Tanya Jawab Umum (FAQ)
Q1: Berapa dolar AS setara 350.000 UVA?
UVA adalah satuan terkait inflasi di Argentina, nilainya disesuaikan secara dinamis sesuai indeks harga konsumen. Berbagai sumber berbeda dalam memperkirakan konversi ke dolar AS, beberapa memperkirakan sekitar 47,9 juta dolar AS, tetapi jumlah pasti akan berubah sesuai tingkat inflasi dan nilai tukar. Investor harus mengacu pada data resmi terbaru dari Comisión Nacional de Valores Argentina.
Q2: Aset kripto apa saja yang dapat dihitung?
Berdasarkan Resolusi CNV No. 1125/2026, definisi aset virtual adalah “bentuk representasi nilai digital yang dapat diperdagangkan dan/atau dipindahkan secara digital, dan digunakan untuk pembayaran atau investasi”, termasuk mata uang kripto, aset tokenisasi, dan stablecoin. Kesesuaian aset tertentu harus dievaluasi sesuai kerangka hukum yang berlaku di Argentina.
Q3: Apakah regulasi baru ini berarti pasar kripto Argentina sepenuhnya terbuka?
Tidak. Larangan bank sentral 2022 masih berlaku, dan lembaga keuangan tidak diizinkan menyediakan layanan transaksi atau penitipan aset kripto kepada nasabah. Resolusi CNV lebih berfokus pada standar pengakuan investor yang memenuhi syarat, bukan pembukaan penuh pasar kripto. Namun, ada indikasi bahwa larangan tersebut mungkin akan dicabut dalam 2026.
Q4: Apakah investor non-memenuhi syarat dapat berpartisipasi dalam peluang investasi terkait kripto?

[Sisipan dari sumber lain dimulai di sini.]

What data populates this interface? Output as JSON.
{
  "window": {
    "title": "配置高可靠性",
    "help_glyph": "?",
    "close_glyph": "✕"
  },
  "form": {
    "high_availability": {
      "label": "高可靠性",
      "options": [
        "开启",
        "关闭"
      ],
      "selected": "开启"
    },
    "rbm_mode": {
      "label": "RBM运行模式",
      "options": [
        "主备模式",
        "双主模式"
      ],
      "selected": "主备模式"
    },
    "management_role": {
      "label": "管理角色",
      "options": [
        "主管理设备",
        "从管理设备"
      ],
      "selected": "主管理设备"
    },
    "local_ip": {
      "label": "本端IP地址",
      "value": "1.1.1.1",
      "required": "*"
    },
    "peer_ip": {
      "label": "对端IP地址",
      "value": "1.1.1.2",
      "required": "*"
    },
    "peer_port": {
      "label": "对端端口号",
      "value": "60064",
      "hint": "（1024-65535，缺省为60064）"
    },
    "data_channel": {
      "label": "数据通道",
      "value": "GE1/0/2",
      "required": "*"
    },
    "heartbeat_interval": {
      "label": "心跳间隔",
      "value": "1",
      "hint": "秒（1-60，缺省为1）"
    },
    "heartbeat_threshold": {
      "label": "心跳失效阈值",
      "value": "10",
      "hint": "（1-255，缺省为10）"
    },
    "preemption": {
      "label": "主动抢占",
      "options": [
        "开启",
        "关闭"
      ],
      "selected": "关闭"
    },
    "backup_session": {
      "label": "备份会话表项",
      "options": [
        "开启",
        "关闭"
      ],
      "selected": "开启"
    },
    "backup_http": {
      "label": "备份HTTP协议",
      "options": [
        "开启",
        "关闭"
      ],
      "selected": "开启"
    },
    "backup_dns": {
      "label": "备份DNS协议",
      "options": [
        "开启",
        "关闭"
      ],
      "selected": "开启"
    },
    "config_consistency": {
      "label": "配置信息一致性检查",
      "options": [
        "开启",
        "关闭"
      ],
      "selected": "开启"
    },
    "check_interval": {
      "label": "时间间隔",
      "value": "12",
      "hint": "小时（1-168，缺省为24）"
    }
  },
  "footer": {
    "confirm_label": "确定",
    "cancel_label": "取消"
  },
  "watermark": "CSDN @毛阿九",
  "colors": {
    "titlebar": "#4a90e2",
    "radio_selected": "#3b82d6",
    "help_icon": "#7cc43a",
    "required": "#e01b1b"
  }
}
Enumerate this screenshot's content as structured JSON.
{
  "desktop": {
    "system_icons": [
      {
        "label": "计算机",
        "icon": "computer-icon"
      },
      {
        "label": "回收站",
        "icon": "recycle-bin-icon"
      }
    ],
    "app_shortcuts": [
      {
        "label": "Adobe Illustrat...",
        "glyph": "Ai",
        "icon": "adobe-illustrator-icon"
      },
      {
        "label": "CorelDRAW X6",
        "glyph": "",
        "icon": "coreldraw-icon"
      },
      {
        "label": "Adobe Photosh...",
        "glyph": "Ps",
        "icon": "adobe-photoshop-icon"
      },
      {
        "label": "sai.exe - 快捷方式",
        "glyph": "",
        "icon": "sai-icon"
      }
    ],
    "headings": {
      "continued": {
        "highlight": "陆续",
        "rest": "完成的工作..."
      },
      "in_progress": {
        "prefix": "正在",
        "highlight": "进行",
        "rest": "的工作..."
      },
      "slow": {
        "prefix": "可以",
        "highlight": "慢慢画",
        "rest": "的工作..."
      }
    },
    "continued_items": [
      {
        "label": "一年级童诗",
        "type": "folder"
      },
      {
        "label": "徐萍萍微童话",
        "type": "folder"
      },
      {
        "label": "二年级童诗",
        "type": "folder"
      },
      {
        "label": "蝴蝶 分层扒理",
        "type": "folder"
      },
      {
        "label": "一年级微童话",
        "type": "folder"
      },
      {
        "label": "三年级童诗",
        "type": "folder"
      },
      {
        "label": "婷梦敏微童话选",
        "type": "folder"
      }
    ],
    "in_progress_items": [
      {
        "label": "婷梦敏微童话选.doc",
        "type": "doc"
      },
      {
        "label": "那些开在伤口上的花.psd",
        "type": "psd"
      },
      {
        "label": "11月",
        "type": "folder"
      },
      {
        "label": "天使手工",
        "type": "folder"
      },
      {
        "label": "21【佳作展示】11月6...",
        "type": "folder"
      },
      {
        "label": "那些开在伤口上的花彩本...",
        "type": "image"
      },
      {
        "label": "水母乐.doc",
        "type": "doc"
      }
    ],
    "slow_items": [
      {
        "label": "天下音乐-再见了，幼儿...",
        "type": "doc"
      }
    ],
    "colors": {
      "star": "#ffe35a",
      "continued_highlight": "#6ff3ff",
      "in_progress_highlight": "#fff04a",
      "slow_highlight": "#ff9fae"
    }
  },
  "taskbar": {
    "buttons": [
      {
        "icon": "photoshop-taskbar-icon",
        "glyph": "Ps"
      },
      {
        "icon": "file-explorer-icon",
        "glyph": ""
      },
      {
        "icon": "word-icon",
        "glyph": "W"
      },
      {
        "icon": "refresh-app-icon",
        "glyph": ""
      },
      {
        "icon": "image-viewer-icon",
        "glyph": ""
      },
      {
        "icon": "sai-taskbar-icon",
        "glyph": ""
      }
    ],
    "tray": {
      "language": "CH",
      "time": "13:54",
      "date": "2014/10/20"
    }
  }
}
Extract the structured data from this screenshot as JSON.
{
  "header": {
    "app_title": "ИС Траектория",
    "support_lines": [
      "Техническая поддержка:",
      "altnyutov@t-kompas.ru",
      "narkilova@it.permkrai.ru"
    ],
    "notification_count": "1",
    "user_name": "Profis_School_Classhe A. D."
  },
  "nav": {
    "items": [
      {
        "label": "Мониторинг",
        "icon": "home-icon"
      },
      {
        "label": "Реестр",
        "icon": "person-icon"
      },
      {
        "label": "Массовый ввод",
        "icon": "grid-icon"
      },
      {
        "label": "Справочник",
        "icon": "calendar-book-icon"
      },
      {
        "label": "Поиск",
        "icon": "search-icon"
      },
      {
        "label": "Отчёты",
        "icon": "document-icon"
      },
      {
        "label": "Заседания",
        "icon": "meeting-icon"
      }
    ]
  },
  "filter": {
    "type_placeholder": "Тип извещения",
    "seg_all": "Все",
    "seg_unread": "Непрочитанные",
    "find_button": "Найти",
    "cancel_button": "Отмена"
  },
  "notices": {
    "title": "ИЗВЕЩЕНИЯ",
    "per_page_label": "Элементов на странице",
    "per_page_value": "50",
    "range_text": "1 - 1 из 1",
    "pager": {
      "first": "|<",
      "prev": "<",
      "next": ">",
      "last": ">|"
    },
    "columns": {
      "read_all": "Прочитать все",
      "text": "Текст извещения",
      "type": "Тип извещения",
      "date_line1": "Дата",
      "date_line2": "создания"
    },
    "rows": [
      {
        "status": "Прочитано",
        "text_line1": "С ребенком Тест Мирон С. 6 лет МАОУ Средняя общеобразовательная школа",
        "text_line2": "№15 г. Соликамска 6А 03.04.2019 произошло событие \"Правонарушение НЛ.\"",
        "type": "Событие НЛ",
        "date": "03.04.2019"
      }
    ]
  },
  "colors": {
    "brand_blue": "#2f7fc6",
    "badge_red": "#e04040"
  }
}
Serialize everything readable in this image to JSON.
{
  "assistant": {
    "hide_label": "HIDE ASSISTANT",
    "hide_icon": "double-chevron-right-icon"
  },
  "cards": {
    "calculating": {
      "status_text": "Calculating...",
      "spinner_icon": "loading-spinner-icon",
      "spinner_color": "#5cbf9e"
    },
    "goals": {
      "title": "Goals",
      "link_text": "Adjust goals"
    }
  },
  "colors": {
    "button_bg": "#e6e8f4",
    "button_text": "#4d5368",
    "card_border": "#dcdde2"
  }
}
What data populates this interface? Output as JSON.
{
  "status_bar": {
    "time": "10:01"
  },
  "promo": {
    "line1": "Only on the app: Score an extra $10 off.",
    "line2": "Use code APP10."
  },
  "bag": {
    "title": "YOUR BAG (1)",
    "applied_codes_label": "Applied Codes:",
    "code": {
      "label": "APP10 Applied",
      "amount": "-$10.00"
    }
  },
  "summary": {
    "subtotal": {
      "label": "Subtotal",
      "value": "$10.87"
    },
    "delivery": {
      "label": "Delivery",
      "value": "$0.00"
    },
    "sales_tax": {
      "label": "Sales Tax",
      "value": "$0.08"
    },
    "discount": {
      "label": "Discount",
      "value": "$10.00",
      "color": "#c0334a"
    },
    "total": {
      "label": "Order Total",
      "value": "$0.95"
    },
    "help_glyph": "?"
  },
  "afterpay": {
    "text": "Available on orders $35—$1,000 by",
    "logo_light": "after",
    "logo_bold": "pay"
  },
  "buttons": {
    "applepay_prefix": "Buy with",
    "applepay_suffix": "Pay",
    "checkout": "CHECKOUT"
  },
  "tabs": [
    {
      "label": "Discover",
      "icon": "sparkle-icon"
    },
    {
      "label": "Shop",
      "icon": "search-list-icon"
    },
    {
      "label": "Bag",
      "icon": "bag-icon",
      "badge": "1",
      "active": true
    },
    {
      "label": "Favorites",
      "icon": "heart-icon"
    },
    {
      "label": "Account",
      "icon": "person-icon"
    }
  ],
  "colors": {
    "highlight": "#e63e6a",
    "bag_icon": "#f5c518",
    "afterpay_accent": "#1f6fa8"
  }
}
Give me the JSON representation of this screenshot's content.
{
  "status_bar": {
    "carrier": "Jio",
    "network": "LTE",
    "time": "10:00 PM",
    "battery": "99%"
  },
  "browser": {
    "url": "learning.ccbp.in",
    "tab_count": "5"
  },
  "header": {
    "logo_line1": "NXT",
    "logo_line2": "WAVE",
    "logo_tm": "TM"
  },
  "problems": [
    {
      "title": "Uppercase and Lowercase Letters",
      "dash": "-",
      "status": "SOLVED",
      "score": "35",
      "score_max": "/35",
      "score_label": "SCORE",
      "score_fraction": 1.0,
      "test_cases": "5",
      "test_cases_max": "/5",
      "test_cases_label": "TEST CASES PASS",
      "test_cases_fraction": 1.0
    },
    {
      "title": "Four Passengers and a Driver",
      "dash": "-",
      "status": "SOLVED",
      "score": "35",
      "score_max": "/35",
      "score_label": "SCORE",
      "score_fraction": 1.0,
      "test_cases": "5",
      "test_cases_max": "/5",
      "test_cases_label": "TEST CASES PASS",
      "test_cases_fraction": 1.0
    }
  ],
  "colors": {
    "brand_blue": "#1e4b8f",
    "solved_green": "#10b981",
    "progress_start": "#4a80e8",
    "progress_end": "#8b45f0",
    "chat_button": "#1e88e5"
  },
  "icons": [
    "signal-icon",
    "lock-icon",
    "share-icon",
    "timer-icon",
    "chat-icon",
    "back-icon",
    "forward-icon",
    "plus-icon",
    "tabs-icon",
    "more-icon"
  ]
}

Bisa, tetapi melalui saluran crowdfunding otomatis, bukan jalur langsung sebagai investor yang memenuhi syarat. Menurut Resolusi No. 1125/2026, investor non-memenuhi syarat dapat berpartisipasi dalam penerbitan crowdfunding otomatis, dengan batas maksimal 3.000 UVA per penerbitan, total tidak melebihi 10.000 UVA, dan setiap investasi tidak melebihi 5% dari aset pribadi serta total investasi tidak melebihi batas tersebut.
Q5: Dampak nyata kebijakan ini terhadap investor Argentina yang memegang aset kripto?
Dampak utamanya adalah, investor yang memegang aset kripto kini dapat menggabungkan aset tersebut dengan deposito bank dan sekuritas untuk memenuhi ambang 350.000 UVA, sehingga memenuhi syarat untuk berpartisipasi dalam penerbitan proyek pasar modal yang diatur. Ini memberikan akses nyata bagi investor yang sebelumnya tidak memenuhi syarat karena aset kripto tidak diakui secara resmi.